Uma das esperanças do grupo é ter acesso a parte dos R$ 160 milhões que serão investidos através da estratégia do programa Preservar Conservar e Incluir (PCI), promovido pelo governo do Estado. Lançada na Conferência do Clima de Paris, COP21, em dezembro de 2015, um primeiro passo do Estado para buscar fundos internacionais para investir na conservação local.
Um dos obstáculos para que os produtores também tenham acesso a esses fundos é justamente a adequação ambiental às exigências legais.
Esse é um investimento que vem dentro do âmbito do protocolo de REED (o mecanismo de pagamento por desmatamento evitado), e que não teria acontecido sem a PCI.
“Nós temos mais de 50% de nossas matas preservadas e somos a maior potência ambiental do planeta. Os produtores daqui não querem mais ser vistos como vilões, eles querem apoio para seguir o Código Florestal, mas que isso seja uma vantagem competitiva que agregue valor aos nossos produtos”, conclui Penido.
Para muitos analistas, o desmatamento evitado pode ser a solução para os produtores de Mato Grosso. Para Steve Schwartzman, diretor de políticas para florestas tropicais do Environmental Defense Fund (EDF), uma das entidades que justamente atua para tirar do papel a política do REED, o PSI pode beneficiar iniciativas como as da Liga do Araguaia.
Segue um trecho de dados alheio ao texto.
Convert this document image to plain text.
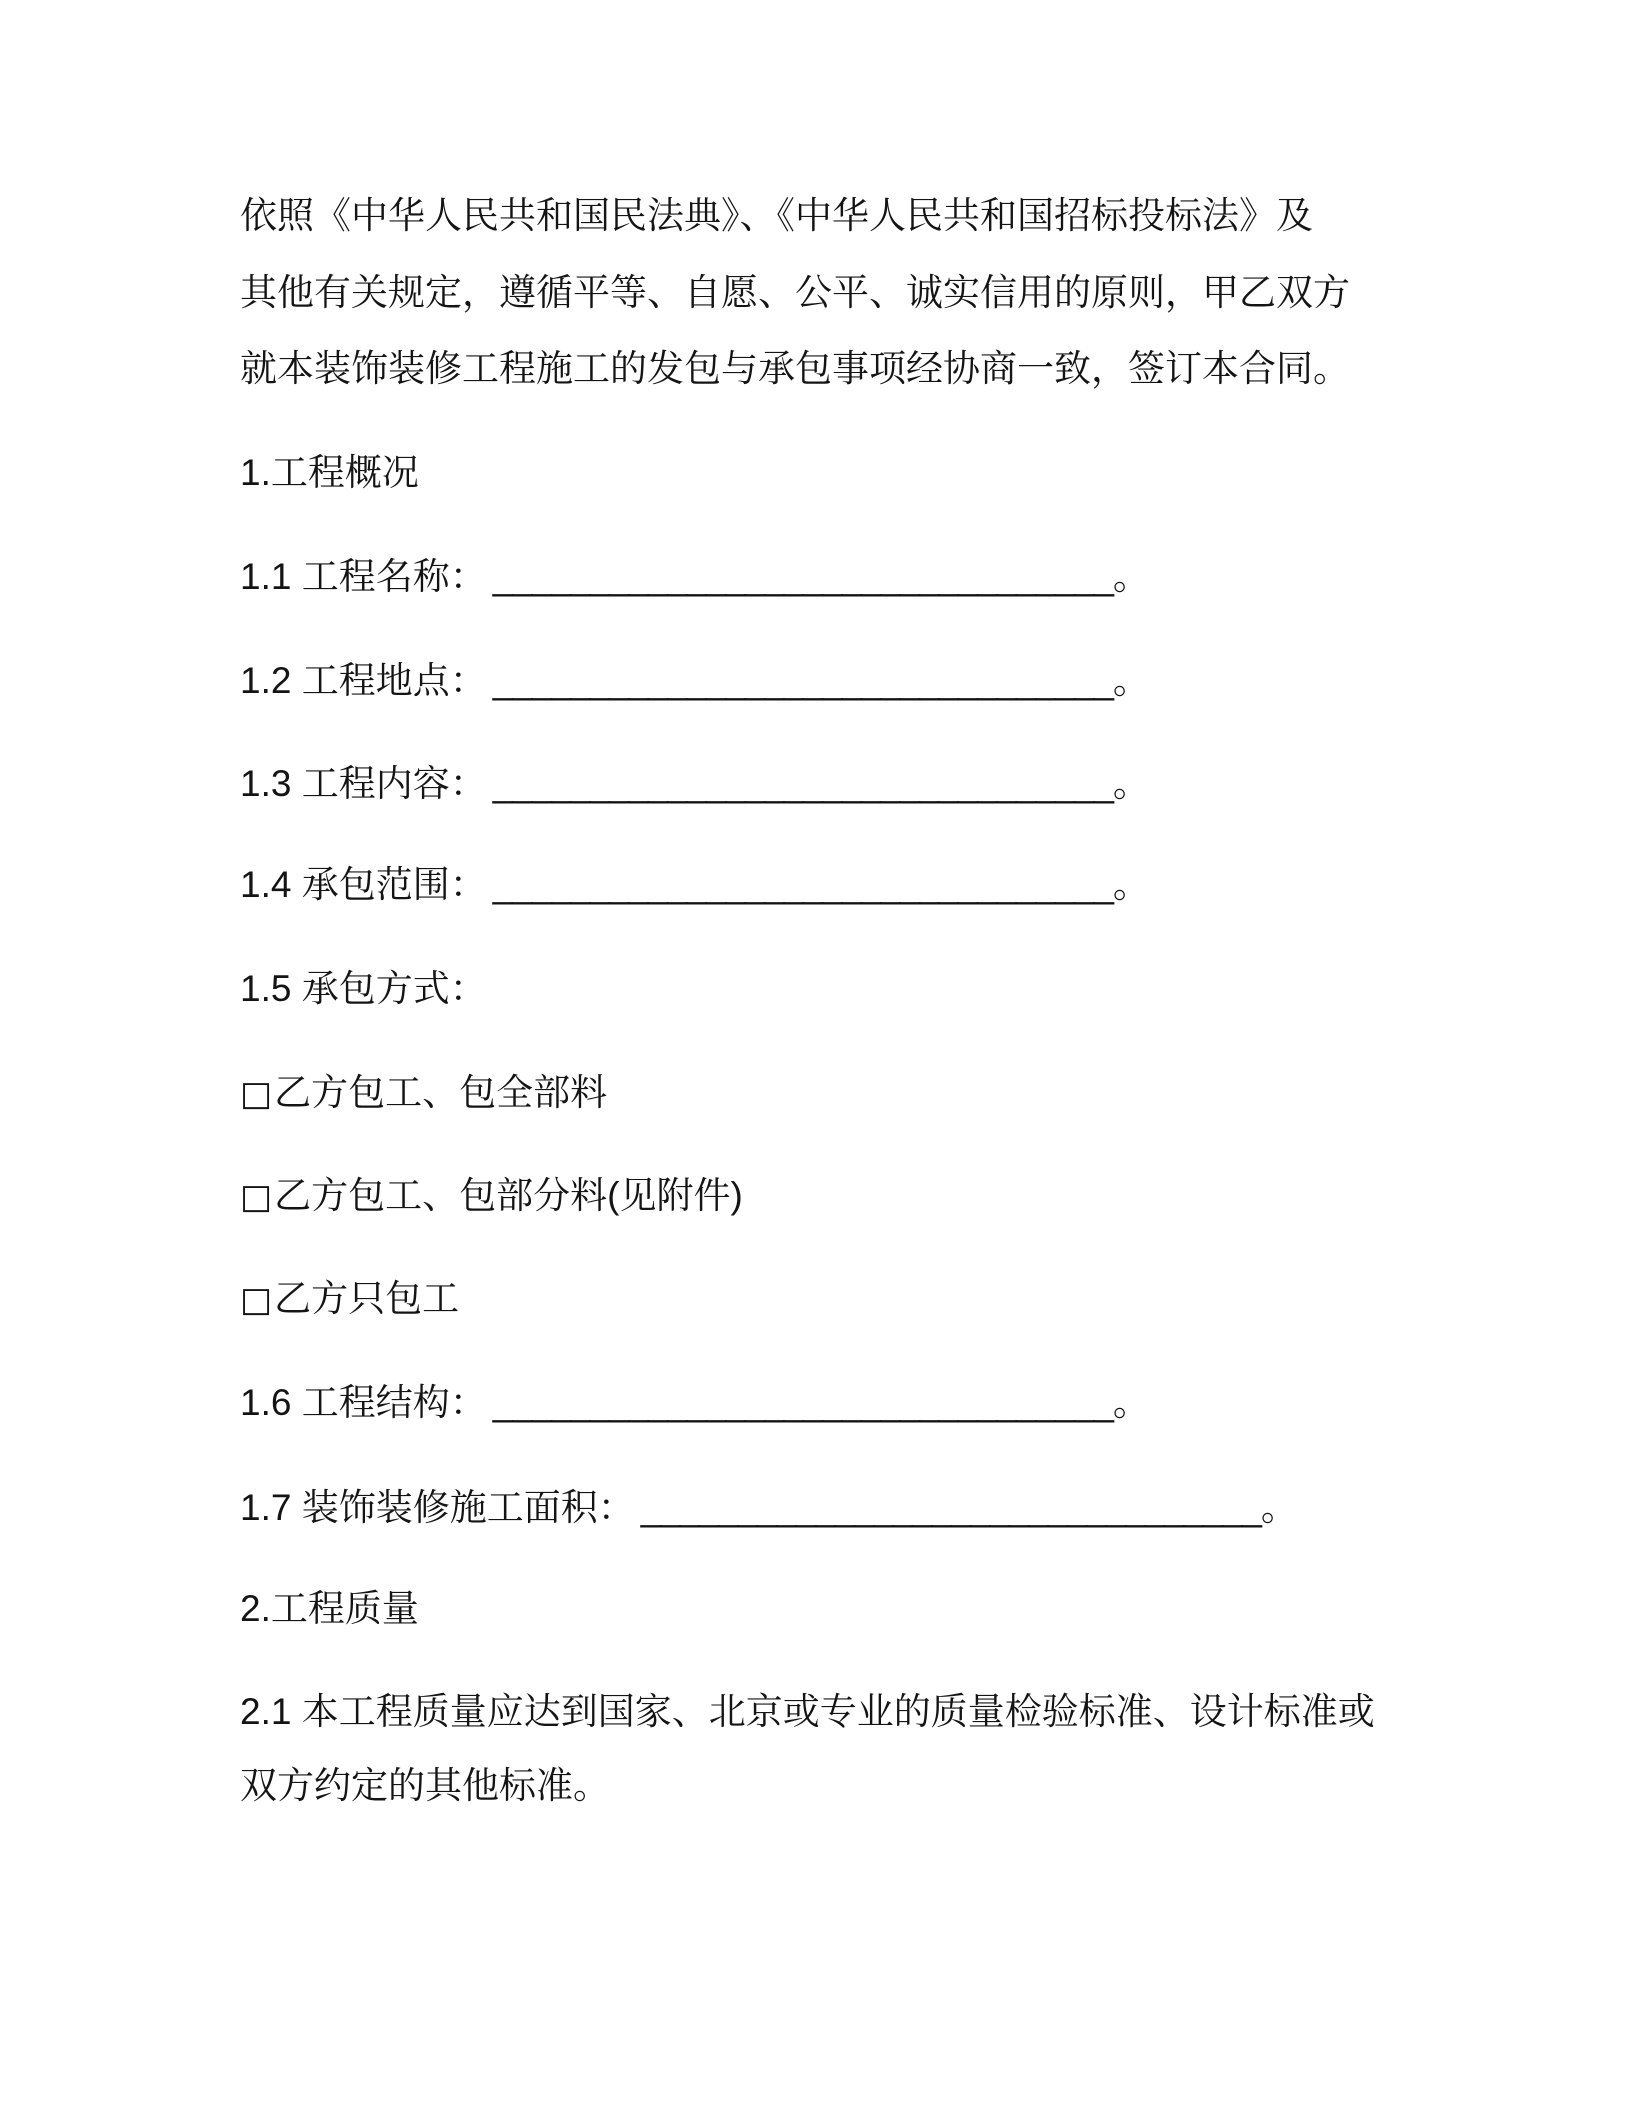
依照《中华人民共和国民法典》、《中华人民共和国招标投标法》及
其他有关规定，遵循平等、自愿、公平、诚实信用的原则，甲乙双方
就本装饰装修工程施工的发包与承包事项经协商一致，签订本合同。
1.工程概况
1.1 工程名称： ________________________________。
1.2 工程地点： ________________________________。
1.3 工程内容： ________________________________。
1.4 承包范围： ________________________________。
1.5 承包方式：
□乙方包工、包全部料
□乙方包工、包部分料(见附件)
□乙方只包工
1.6 工程结构： ________________________________。
1.7 装饰装修施工面积： ________________________________。
2.工程质量
2.1 本工程质量应达到国家、北京或专业的质量检验标准、设计标准或
双方约定的其他标准。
“Já fizemos inúmeras pesquisas com consumidores. Na hora todos dizem que pagariam pela conservação da floresta se ela estiver diretamente ligada aos produtos, porém, na hora da compra, não é o que vemos. Na verdade, o consumidor procura preço. Minha sugestão são os mecanimos de REED que possam custear a valorização desta floresta em pé. O mais importante é que vocês invistam em ferramentas que possam de fato comprovar que essa preservação está ocorrendo, pois as informações mais comprovadas, quando falamos de eficiência em conservação, estão relacionadas às Terras Indígenas, logo, se conseguissem ferramentas para isso, seria um caminho positivo para muitos fundos internacionais chegarem a Mato Grosso”, diz.
Um dos grandes fundos para esse tipo de iniciativa também faz parte da Conferência do Clima. Desde a Cop-21 de Paris, ficou acertado que os países que já enriqueceram queimando combustíveis fósseis e florestas, como as nações da Europa, devem pagar ao países que ainda precisam crescer pelas emissões evitadas, sejam elas via as matas que não serão convertidas em plantações ou as emissões de combustíveis fósseis. O Fundo do Clima, por exemplo, prevê que os países mais ricos do mundo contribuam para combater a mudança climática com até US$ 100 bilhões por ano a partir de 2020.
“O deadline para os compromissos está chegando e seria pós-2020. E agora a grande pergunta é: quem está pagando pelos serviços ambientais que a floresta provê para a humanidade (como a água e o equilíbrio climático)? São essas pessoas que podem ser beneficiadas com esses fundos”, conclui Schwartzman.